It’s hard to look at the board game industry, with its massive growth in the last 20+ years, and imagine this. But it’s true. The disparity has never been greater, actually, since the barrier to entry for designers has never been lower. The tools and resources exist for anyone to pick up design.

Which means rejection. Lots of it. For some, they’ll never get anything but rejected by publishers.

I know some smart, talented designers who are into triple-digit rejections, with no published games. Several of them, in fact.

This is true of many excellent games, by the way. Which gets us back to the idea of no-fault failure. Some of the best games I’ve played in the past few years are unpublished. Conversely, some bland, uninspired games (to my eye) are published. Commercial publishing, hell even commercial success, is not an assurance of quality. The fact that theme, artwork, and miniatures drive a lot of game sales means that in some cases the gameplay is actually an afterthought in the calculation of why a game was published and is successful.

For clarity, a lot of unpublished stuff is just garbage too, of course. I could cite examples, a couple from some of my own abandoned projects. But my overarching point is that not being published does not, in and of itself, point to a lack of design skill. Far from it, in fact, and some of the most talented designers I know are toiling in obscurity.

Couching Optimism With Harsh Honesty

The flip side of that is that some people really do need harsher critics of their work to become better. One of the onerous undercurrents I detect in playtesting is an unwillingness to simply tell a designer when a game isn’t working, or when their pitch materials are going to bounce right off any reasonably savvy publisher.

I don’t mean being a dick. I try to find positive elements of games I playtest, even if I have to deliver a lot of tough love on other elements. But if some designers are languishing because they’re unknown and making it in design is tough, others are languishing because they don’t have a game worth publishing yet.

So self-honesty becomes key here. It’s easy to blame circumstances, but harder to turn the mirror inward and see what you can be improving in yourself.

I think publishers and designers sometimes need thicker skins for bad reviews and harsh commentary on their games once it’s released commercially, for instance. This is a form of rejection too, and it can suck. But what’s the better mentality between these two:

  1. “I can’t stand random haters! Don’t they know how hard I worked on this! Maybe it’s not their style of game, but there’s no way it actually deserves a 1/10.” Or…
  2. “Obviously my game wasn’t going to be for everyone. Getting a bad review means it’s in enough homes and getting enough attention that I’m attracting some critics, which is awesome!”

I promise you that the second one is possible, and healthier, since it matches the reality of any creative work. To create is to be critiqued.

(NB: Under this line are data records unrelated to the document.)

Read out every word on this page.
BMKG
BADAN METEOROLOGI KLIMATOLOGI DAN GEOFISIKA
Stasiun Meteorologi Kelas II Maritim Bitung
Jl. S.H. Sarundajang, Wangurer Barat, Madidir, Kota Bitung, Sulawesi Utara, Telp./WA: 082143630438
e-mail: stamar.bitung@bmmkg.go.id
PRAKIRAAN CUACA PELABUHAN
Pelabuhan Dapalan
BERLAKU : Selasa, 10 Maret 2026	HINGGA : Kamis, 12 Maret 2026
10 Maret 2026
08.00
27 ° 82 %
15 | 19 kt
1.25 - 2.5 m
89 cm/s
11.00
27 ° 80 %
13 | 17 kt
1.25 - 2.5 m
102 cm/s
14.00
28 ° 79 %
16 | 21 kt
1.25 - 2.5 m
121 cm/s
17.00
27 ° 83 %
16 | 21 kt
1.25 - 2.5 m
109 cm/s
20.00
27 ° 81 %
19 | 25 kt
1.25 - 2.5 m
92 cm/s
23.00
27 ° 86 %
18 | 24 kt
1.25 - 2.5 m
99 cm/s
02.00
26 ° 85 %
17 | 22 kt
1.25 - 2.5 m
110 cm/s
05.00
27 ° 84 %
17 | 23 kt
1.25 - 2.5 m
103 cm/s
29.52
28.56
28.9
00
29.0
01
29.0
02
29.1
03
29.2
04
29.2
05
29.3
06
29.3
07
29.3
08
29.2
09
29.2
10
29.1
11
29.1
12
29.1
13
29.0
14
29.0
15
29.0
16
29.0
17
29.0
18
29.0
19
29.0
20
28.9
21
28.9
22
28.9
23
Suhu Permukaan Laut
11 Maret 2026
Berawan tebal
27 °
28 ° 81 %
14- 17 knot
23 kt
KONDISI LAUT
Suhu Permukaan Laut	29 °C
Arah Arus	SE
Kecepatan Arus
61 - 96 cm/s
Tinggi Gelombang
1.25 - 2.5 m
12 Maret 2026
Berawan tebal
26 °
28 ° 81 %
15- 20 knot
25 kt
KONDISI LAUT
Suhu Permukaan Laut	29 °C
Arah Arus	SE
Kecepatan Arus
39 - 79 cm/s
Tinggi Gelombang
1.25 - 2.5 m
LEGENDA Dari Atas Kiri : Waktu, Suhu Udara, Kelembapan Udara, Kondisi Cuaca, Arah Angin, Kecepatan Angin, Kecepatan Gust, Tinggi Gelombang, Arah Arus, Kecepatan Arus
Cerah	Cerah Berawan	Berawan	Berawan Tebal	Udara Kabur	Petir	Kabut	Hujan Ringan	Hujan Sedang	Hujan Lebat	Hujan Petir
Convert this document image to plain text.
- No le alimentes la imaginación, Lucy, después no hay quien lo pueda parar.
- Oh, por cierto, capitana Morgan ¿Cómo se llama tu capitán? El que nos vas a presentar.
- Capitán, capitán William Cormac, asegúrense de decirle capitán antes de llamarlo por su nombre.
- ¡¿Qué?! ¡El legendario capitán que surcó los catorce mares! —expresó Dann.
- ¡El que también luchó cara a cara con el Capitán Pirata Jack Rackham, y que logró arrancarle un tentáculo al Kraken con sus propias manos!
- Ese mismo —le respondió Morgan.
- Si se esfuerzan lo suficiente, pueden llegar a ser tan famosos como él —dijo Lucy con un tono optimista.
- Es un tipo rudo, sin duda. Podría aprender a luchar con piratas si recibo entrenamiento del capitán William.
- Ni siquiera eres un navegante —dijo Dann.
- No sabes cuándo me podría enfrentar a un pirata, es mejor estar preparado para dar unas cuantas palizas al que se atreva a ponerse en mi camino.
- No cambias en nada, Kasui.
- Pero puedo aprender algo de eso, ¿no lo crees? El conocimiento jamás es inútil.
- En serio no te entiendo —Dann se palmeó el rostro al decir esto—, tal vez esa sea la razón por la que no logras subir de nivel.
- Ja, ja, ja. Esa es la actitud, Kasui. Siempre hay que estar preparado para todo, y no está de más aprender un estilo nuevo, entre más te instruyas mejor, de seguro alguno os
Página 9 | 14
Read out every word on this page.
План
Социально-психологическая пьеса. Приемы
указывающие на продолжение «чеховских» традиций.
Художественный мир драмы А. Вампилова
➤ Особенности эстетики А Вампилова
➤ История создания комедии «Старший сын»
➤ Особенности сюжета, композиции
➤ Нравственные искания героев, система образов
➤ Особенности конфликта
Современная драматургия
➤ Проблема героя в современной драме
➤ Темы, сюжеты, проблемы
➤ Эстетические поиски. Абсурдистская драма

Neither of those quotes is hypothetical either. I’m paraphrasing, but in the former case I actually think I’m softening the whining considerably compared to some that I’ve heard on social media or in-person from designers.

So then, if you can look around and legitimately say to yourself that you have a good game, with enough honest feedback to know that this opinion extends well beyond yourself, and that there are no major flaws in your pitching process to publishers (it could always be improved, but I’m talking about opportunity-killing flaws), then it’s ok to hold your head high and keep plugging on. Or if it’s published, know that you’re going to get great, terrible, and in-between reactions.

Embrace it; this is what success is as a creator.

At that point, it’s a numbers game, trudging through those No’s to get to the Hell Yes, and/or weathering the 1/10 ratings to find an audience for whom it’s a 10/10.

It’s my dating analogy from earlier, but with a toy you made and are trying to sell rather than a romantic relationship you’re trying to spark.

Putting It All Together: Dealing With Rejection

I’ve created my whole life; writing, videos, graphic design, web design, RPG adventures and supplements, music, dancing, board games, and more.

In every one of them, I’ve been rejected in some way. But I’ve also succeeded at all of them in one or more ways. My career has been built on my writing and design skills, which I’ve needed to refine and hone through the years. Rejections were a part of that. I’m a confident professional in a variety of settings now as a result of this progress.

I’ve submitted thousands of job applications, but can say that it helped me claw to a place of wisdom in regard to professional opportunities and relative financial stability.

My RPG supplements have brought in some side money that is a nice boon. More importantly, it’s made me a better GM and player at my weekly Dungeons & Dragons meetups and other RPGs I’ve played in. My life is more fun and fulfilling because I’ve applied myself to these areas even through failure.

I’ve met people through these endeavors. Friends, or significant others, or eventually colleagues and professional contacts. I’ve worked freelance, helped friends, and taught beginners to help them on their own journeys.

I’ve also fallen short of the success I feel I can achieve in some of those areas. I’ve exceeded those expectations in a couple, but when for example I don’t have half a dozen publisher-signed board games despite pitching that many, there’s a little voice of doubt that nags at me, even after everything above that I’ve talked about. It tells me that I don’t have what it takes.

So we need to remind ourselves of this stuff. It’s important. That voice isn’t very loud for me anymore, but it took decades of practice to silence it. And it’s likely that it will never fully be gone.

We’re all likely rejected thousands of times in our lives. It’s not always obvious, but happens in little ways. Sometimes, it’s because our skills aren’t what they need to be. Those can be improved, though. Other times, it’s due to circumstances beyond our control. These situations need to be weathered with that perspective, which can be frustrating but takes away a lot of their emotional sting.

Stay in the arena, though, and good things will happen. Maybe not all the success you envision, nor the exact type of success. But success nonetheless. And get used to the body blows and uppercuts of being in the arena and you can eventually face them with amusement, enthusiasm, and excitement.